Non, le ciel ne révoque jamais l'arrêt qu'il a prononcé. - N'ont-ils pas parcouru la
terre ? n'ont-ils pas vu quelle a été la fin déplorable des peuples qui, avant eux,
marchèrent dans les voies d'iniquité ? Ces peuples étaient plus forts et plus
puissants qu'ils ne sont. Mais rien dans les cieux et sur la terre ne peut s'opposer
aux volontés du Très-Haut. La science et la force sont ses attributs. - Si Dieu
punissait les hommes dès l'instant qu'ils sont coupables, il ne resterait point sur la
terre d'être animé. Il diffère les châtiments jusqu'au terme marqué. - Lorsque le
temps est venu, il distingue les actions de ses serviteurs. (Sourate XXXV, v. 11, 41 à
45.)
Ces citations suffisent pour montrer le profond sentiment de piété qui
animait Mahomet, et l'idée grande et sublime qu'il se faisait de Dieu. Le
Christianisme pourrait revendiquer ce tableau.
Mahomet n'a point enseigné le dogme de la fatalité absolue, ainsi
qu'on le croit généralement. Cette croyance, dont sont imbus les
musulmans et qui paralyse leur initiative en maintes circonstances, n'est
qu'une fausse interprétation et une fausse application du principe de la
soumission à la volonté de Dieu poussé hors de ses limites rationnelles ;
ils ne comprennent pas que cette soumission n'exclut pas l'exercice des
facultés de l'homme, et il leur manque pour correctif la maxime : Aidetoi,
le ciel t'aidera.
Les passages suivants ont trait à des points particuliers de doctrine.

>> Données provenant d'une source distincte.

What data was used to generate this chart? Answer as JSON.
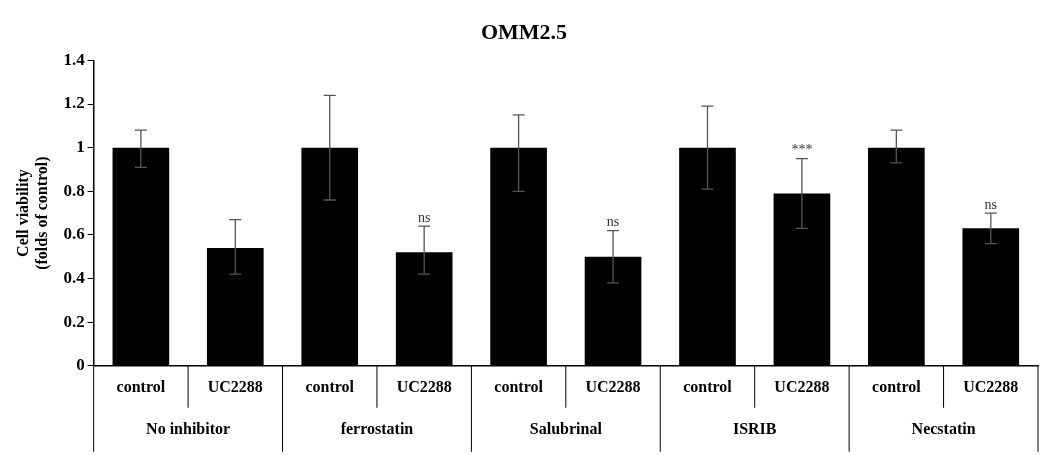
{
  "chart_data": {
    "type": "bar",
    "title": "OMM2.5",
    "ylabel": "Cell viability\n(folds of control)",
    "categories": [
      "control",
      "UC2288",
      "control",
      "UC2288",
      "control",
      "UC2288",
      "control",
      "UC2288",
      "control",
      "UC2288"
    ],
    "values": [
      1,
      0.54,
      1,
      0.52,
      1,
      0.5,
      1,
      0.79,
      1,
      0.63
    ],
    "errors": [
      [
        0.91,
        1.08
      ],
      [
        0.42,
        0.67
      ],
      [
        0.76,
        1.24
      ],
      [
        0.42,
        0.64
      ],
      [
        0.8,
        1.15
      ],
      [
        0.38,
        0.62
      ],
      [
        0.81,
        1.19
      ],
      [
        0.63,
        0.95
      ],
      [
        0.93,
        1.08
      ],
      [
        0.56,
        0.7
      ]
    ],
    "color": "#000000",
    "ylim": [
      0,
      1.4
    ],
    "yticks": [
      0,
      0.2,
      0.4,
      0.6,
      0.8,
      1,
      1.2,
      1.4
    ],
    "grid": false,
    "legend": false,
    "value_labels": [
      null,
      null,
      null,
      "ns",
      null,
      "ns",
      null,
      "***",
      null,
      "ns"
    ],
    "annotations": [
      "No inhibitor",
      "ferrostatin",
      "Salubrinal",
      "ISRIB",
      "Necstatin"
    ]
  }
}
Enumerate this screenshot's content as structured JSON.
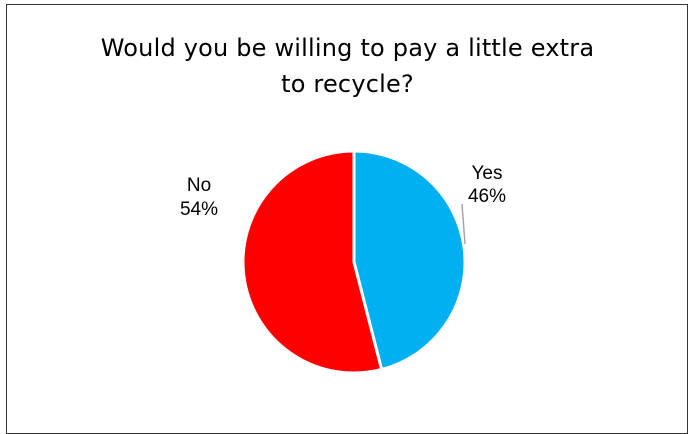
{
  "chart_data": {
    "type": "pie",
    "title_lines": [
      "Would you be willing to pay a little extra",
      "to recycle?"
    ],
    "categories": [
      "Yes",
      "No"
    ],
    "values": [
      46,
      54
    ],
    "value_labels": [
      "46%",
      "54%"
    ],
    "colors": [
      "#00b0f0",
      "#ff0000"
    ],
    "slice_border_color": "#ffffff",
    "leader_line_color": "#a6a6a6",
    "legend": "none",
    "labels": "outside-end category and percentage"
  }
}
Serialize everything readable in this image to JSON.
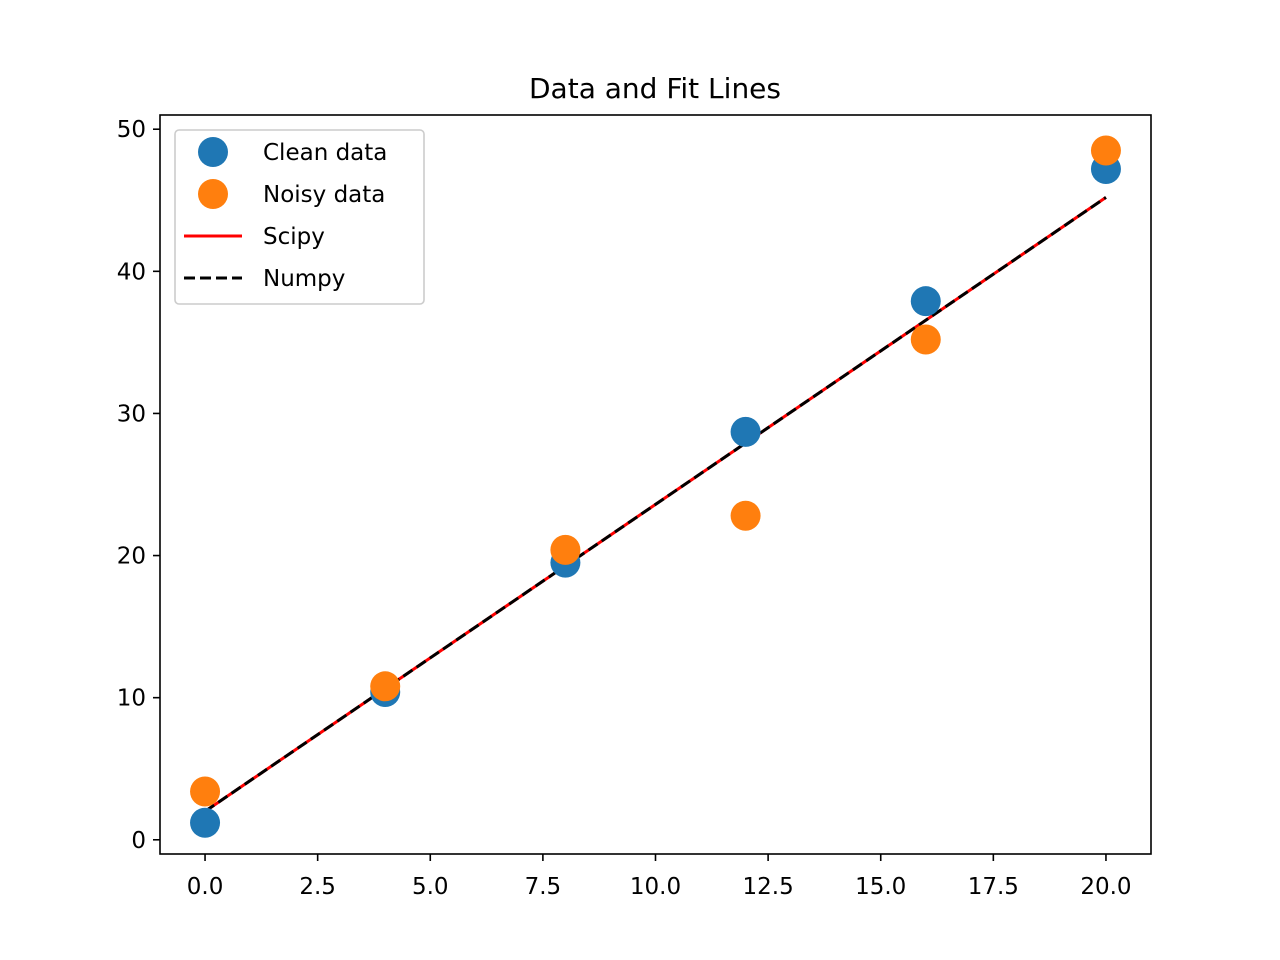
{
  "chart_data": {
    "type": "scatter",
    "title": "Data and Fit Lines",
    "xlabel": "",
    "ylabel": "",
    "xlim": [
      -1.0,
      21.0
    ],
    "ylim": [
      -1.0,
      51.0
    ],
    "xticks": [
      0.0,
      2.5,
      5.0,
      7.5,
      10.0,
      12.5,
      15.0,
      17.5,
      20.0
    ],
    "xtick_labels": [
      "0.0",
      "2.5",
      "5.0",
      "7.5",
      "10.0",
      "12.5",
      "15.0",
      "17.5",
      "20.0"
    ],
    "yticks": [
      0,
      10,
      20,
      30,
      40,
      50
    ],
    "ytick_labels": [
      "0",
      "10",
      "20",
      "30",
      "40",
      "50"
    ],
    "grid": false,
    "legend_position": "top-left",
    "series": [
      {
        "name": "Clean data",
        "kind": "scatter",
        "color": "#1f77b4",
        "x": [
          0,
          4,
          8,
          12,
          16,
          20
        ],
        "y": [
          1.2,
          10.4,
          19.5,
          28.7,
          37.9,
          47.2
        ]
      },
      {
        "name": "Noisy data",
        "kind": "scatter",
        "color": "#ff7f0e",
        "x": [
          0,
          4,
          8,
          12,
          16,
          20
        ],
        "y": [
          3.4,
          10.8,
          20.4,
          22.8,
          35.2,
          48.5
        ]
      },
      {
        "name": "Scipy",
        "kind": "line",
        "style": "solid",
        "color": "#ff0000",
        "x": [
          0,
          20
        ],
        "y": [
          2.0,
          45.2
        ]
      },
      {
        "name": "Numpy",
        "kind": "line",
        "style": "dashed",
        "color": "#000000",
        "x": [
          0,
          20
        ],
        "y": [
          2.0,
          45.2
        ]
      }
    ]
  }
}
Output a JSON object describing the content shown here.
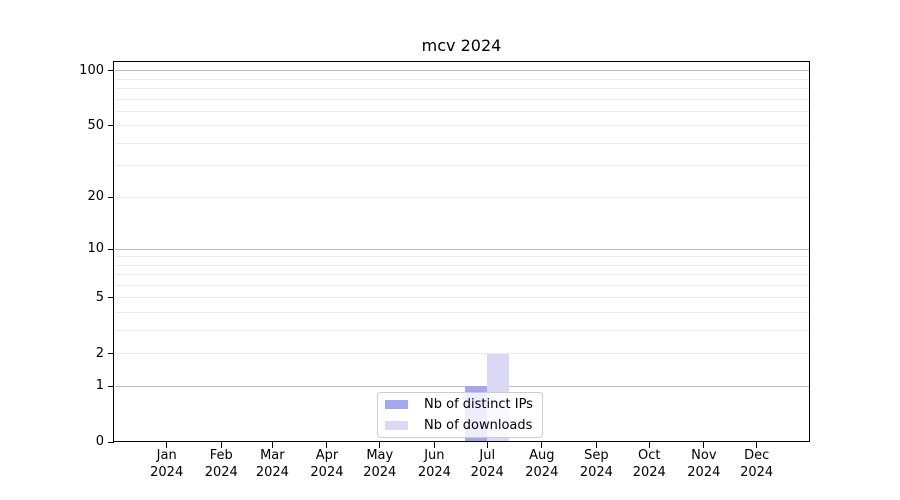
{
  "chart_data": {
    "type": "bar",
    "title": "mcv 2024",
    "x": {
      "categories": [
        {
          "month": "Jan",
          "year": "2024"
        },
        {
          "month": "Feb",
          "year": "2024"
        },
        {
          "month": "Mar",
          "year": "2024"
        },
        {
          "month": "Apr",
          "year": "2024"
        },
        {
          "month": "May",
          "year": "2024"
        },
        {
          "month": "Jun",
          "year": "2024"
        },
        {
          "month": "Jul",
          "year": "2024"
        },
        {
          "month": "Aug",
          "year": "2024"
        },
        {
          "month": "Sep",
          "year": "2024"
        },
        {
          "month": "Oct",
          "year": "2024"
        },
        {
          "month": "Nov",
          "year": "2024"
        },
        {
          "month": "Dec",
          "year": "2024"
        }
      ]
    },
    "y": {
      "scale": "log1p",
      "ticks": [
        0,
        1,
        2,
        5,
        10,
        20,
        50,
        100
      ],
      "major_gridlines": [
        1,
        10,
        100
      ],
      "minor_gridlines": [
        2,
        3,
        4,
        5,
        6,
        7,
        8,
        9,
        20,
        30,
        40,
        50,
        60,
        70,
        80,
        90
      ],
      "ymax": 113
    },
    "series": [
      {
        "name": "Nb of distinct IPs",
        "color": "#a5a5f0",
        "values": [
          0,
          0,
          0,
          0,
          0,
          0,
          1,
          0,
          0,
          0,
          0,
          0
        ]
      },
      {
        "name": "Nb of downloads",
        "color": "#d9d9f6",
        "values": [
          0,
          0,
          0,
          0,
          0,
          0,
          2,
          0,
          0,
          0,
          0,
          0
        ]
      }
    ],
    "legend_position": "lower center",
    "grid": "on",
    "colors": {
      "axis": "#000000",
      "major_grid": "#bfbfbf",
      "minor_grid": "#ebebeb",
      "background": "#ffffff"
    }
  }
}
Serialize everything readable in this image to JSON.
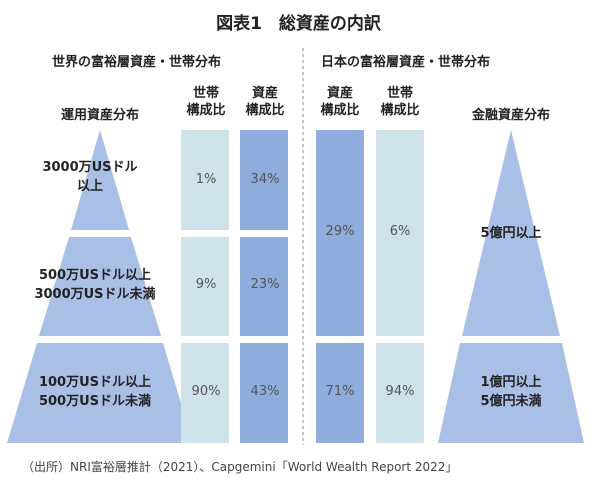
{
  "title": "図表1　総資産の内訳",
  "world": {
    "section_title": "世界の富裕層資産・世帯分布",
    "pyramid_label": "運用資産分布",
    "col_households": [
      "世帯",
      "構成比"
    ],
    "col_assets": [
      "資産",
      "構成比"
    ],
    "tiers": [
      {
        "label": [
          "3000万USドル",
          "以上"
        ],
        "households": "1%",
        "assets": "34%"
      },
      {
        "label": [
          "500万USドル以上",
          "3000万USドル未満"
        ],
        "households": "9%",
        "assets": "23%"
      },
      {
        "label": [
          "100万USドル以上",
          "500万USドル未満"
        ],
        "households": "90%",
        "assets": "43%"
      }
    ]
  },
  "japan": {
    "section_title": "日本の富裕層資産・世帯分布",
    "pyramid_label": "金融資産分布",
    "col_assets": [
      "資産",
      "構成比"
    ],
    "col_households": [
      "世帯",
      "構成比"
    ],
    "tiers": [
      {
        "label": [
          "5億円以上"
        ],
        "assets": "29%",
        "households": "6%"
      },
      {
        "label": [
          "1億円以上",
          "5億円未満"
        ],
        "assets": "71%",
        "households": "94%"
      }
    ]
  },
  "source": "（出所）NRI富裕層推計（2021）、Capgemini「World Wealth Report 2022」",
  "colors": {
    "assets_bar": "#8eacdc",
    "households_bar": "#cde3e9",
    "pyramid": "#a9bfe6",
    "divider": "#888888"
  },
  "chart_data": {
    "type": "table",
    "title": "図表1　総資産の内訳",
    "panels": [
      {
        "name": "世界の富裕層資産・世帯分布",
        "tier_axis": "運用資産分布",
        "tiers": [
          "3000万USドル以上",
          "500万USドル以上3000万USドル未満",
          "100万USドル以上500万USドル未満"
        ],
        "series": [
          {
            "name": "世帯構成比",
            "values": [
              1,
              9,
              90
            ]
          },
          {
            "name": "資産構成比",
            "values": [
              34,
              23,
              43
            ]
          }
        ]
      },
      {
        "name": "日本の富裕層資産・世帯分布",
        "tier_axis": "金融資産分布",
        "tiers": [
          "5億円以上",
          "1億円以上5億円未満"
        ],
        "series": [
          {
            "name": "資産構成比",
            "values": [
              29,
              71
            ]
          },
          {
            "name": "世帯構成比",
            "values": [
              6,
              94
            ]
          }
        ]
      }
    ]
  }
}
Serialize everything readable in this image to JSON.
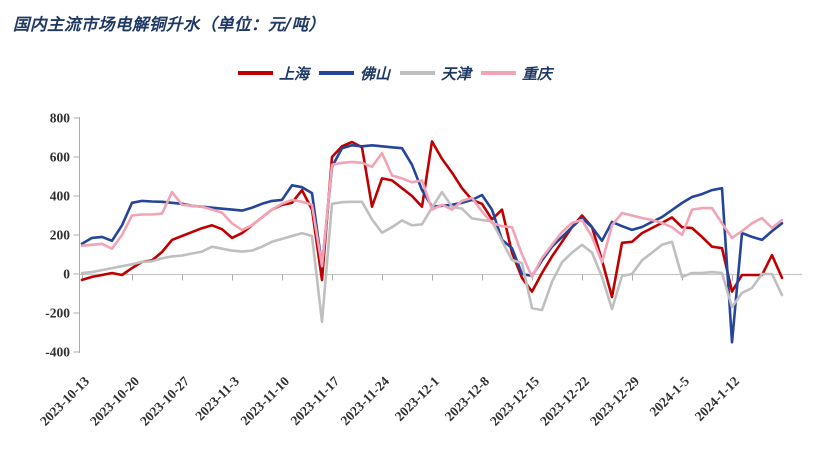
{
  "chart_data": {
    "type": "line",
    "title": "国内主流市场电解铜升水（单位：元/吨）",
    "unit": "元/吨",
    "grid": false,
    "legend_position": "top",
    "ylim": [
      -400,
      800
    ],
    "ytick_step": 200,
    "yticks": [
      800,
      600,
      400,
      200,
      0,
      -200,
      -400
    ],
    "x_tick_labels": [
      "2023-10-13",
      "2023-10-20",
      "2023-10-27",
      "2023-11-3",
      "2023-11-10",
      "2023-11-17",
      "2023-11-24",
      "2023-12-1",
      "2023-12-8",
      "2023-12-15",
      "2023-12-22",
      "2023-12-29",
      "2024-1-5",
      "2024-1-12"
    ],
    "dates": [
      "2023-10-13",
      "2023-10-16",
      "2023-10-17",
      "2023-10-18",
      "2023-10-19",
      "2023-10-20",
      "2023-10-23",
      "2023-10-24",
      "2023-10-25",
      "2023-10-26",
      "2023-10-27",
      "2023-10-30",
      "2023-10-31",
      "2023-11-1",
      "2023-11-2",
      "2023-11-3",
      "2023-11-6",
      "2023-11-7",
      "2023-11-8",
      "2023-11-9",
      "2023-11-10",
      "2023-11-13",
      "2023-11-14",
      "2023-11-15",
      "2023-11-16",
      "2023-11-17",
      "2023-11-20",
      "2023-11-21",
      "2023-11-22",
      "2023-11-23",
      "2023-11-24",
      "2023-11-27",
      "2023-11-28",
      "2023-11-29",
      "2023-11-30",
      "2023-12-1",
      "2023-12-4",
      "2023-12-5",
      "2023-12-6",
      "2023-12-7",
      "2023-12-8",
      "2023-12-11",
      "2023-12-12",
      "2023-12-13",
      "2023-12-14",
      "2023-12-15",
      "2023-12-18",
      "2023-12-19",
      "2023-12-20",
      "2023-12-21",
      "2023-12-22",
      "2023-12-25",
      "2023-12-26",
      "2023-12-27",
      "2023-12-28",
      "2023-12-29",
      "2024-1-1",
      "2024-1-2",
      "2024-1-3",
      "2024-1-4",
      "2024-1-5",
      "2024-1-8",
      "2024-1-9",
      "2024-1-10",
      "2024-1-11",
      "2024-1-12",
      "2024-1-15",
      "2024-1-16",
      "2024-1-17",
      "2024-1-18",
      "2024-1-19"
    ],
    "series": [
      {
        "key": "shanghai",
        "name": "上海",
        "color": "#C00000",
        "values": [
          -30,
          -15,
          -5,
          5,
          -5,
          30,
          62,
          70,
          113,
          175,
          195,
          215,
          235,
          250,
          230,
          185,
          210,
          250,
          290,
          330,
          355,
          365,
          430,
          330,
          -30,
          600,
          655,
          677,
          650,
          345,
          490,
          480,
          440,
          400,
          345,
          680,
          590,
          520,
          440,
          380,
          360,
          280,
          330,
          110,
          -20,
          -90,
          5,
          90,
          165,
          240,
          300,
          241,
          70,
          -118,
          160,
          165,
          210,
          236,
          262,
          290,
          240,
          236,
          190,
          140,
          133,
          -90,
          -5,
          -5,
          -5,
          97,
          -20
        ]
      },
      {
        "key": "foshan",
        "name": "佛山",
        "color": "#24459A",
        "values": [
          155,
          185,
          190,
          170,
          250,
          365,
          375,
          372,
          370,
          365,
          360,
          350,
          345,
          340,
          335,
          330,
          325,
          340,
          360,
          375,
          380,
          455,
          445,
          415,
          40,
          550,
          645,
          660,
          655,
          660,
          655,
          650,
          645,
          560,
          430,
          345,
          350,
          355,
          365,
          380,
          405,
          330,
          175,
          133,
          0,
          -10,
          70,
          140,
          190,
          240,
          287,
          240,
          170,
          267,
          245,
          226,
          241,
          267,
          292,
          328,
          364,
          395,
          410,
          430,
          440,
          -350,
          210,
          190,
          175,
          220,
          260
        ]
      },
      {
        "key": "tianjin",
        "name": "天津",
        "color": "#BFBFBF",
        "values": [
          5,
          10,
          20,
          30,
          40,
          50,
          62,
          65,
          80,
          90,
          95,
          105,
          115,
          140,
          130,
          120,
          115,
          120,
          140,
          165,
          180,
          195,
          210,
          195,
          -245,
          360,
          368,
          370,
          370,
          280,
          212,
          240,
          275,
          250,
          255,
          340,
          420,
          345,
          335,
          285,
          277,
          270,
          170,
          72,
          56,
          -175,
          -185,
          -40,
          60,
          110,
          150,
          110,
          -15,
          -180,
          -10,
          0,
          70,
          110,
          150,
          165,
          -15,
          5,
          5,
          10,
          5,
          -170,
          -97,
          -72,
          0,
          0,
          -108
        ]
      },
      {
        "key": "chongqing",
        "name": "重庆",
        "color": "#F2A3B5",
        "values": [
          145,
          150,
          155,
          130,
          200,
          300,
          305,
          305,
          310,
          420,
          355,
          350,
          345,
          330,
          315,
          260,
          225,
          250,
          290,
          330,
          360,
          380,
          370,
          355,
          40,
          560,
          570,
          575,
          570,
          550,
          620,
          505,
          490,
          470,
          480,
          330,
          355,
          330,
          375,
          390,
          320,
          262,
          245,
          240,
          100,
          -15,
          82,
          150,
          215,
          262,
          277,
          190,
          60,
          250,
          313,
          300,
          287,
          277,
          262,
          240,
          200,
          330,
          338,
          338,
          260,
          185,
          220,
          260,
          287,
          236,
          277
        ]
      }
    ]
  }
}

Dieu a un fils, disent les Chrétiens. Loin de lui ce blasphème ! Tout ce qui est
dans les cieux et sur la terre lui appartient. Tous les êtres obéissent à sa voix.
(Sourate II, v. 110.)
O vous qui avez reçu les Ecritures, ne passez pas les bornes de la foi ; ne dites
de Dieu que la vérité. Jésus est fils de Marie, l'envoyé du Très-Haut et son Verbe.
Il l'a fait descendre dans le sein de Marie ; il est son souffle. Croyez en Dieu et en
ses apôtres ; mais ne dites pas qu'il y a une trinité en Dieu. Il est un : cette croyance
vous sera plus sûre. Loin qu'il ait un fils, il gouverne seul le ciel et la terre ; il se
suffit à lui-même. - Le Messie ne rougira pas d'être le serviteur de Dieu, pas plus
que les anges qui entourent son trône et lui obéissent. (Sourate IV, v. 169, 170.)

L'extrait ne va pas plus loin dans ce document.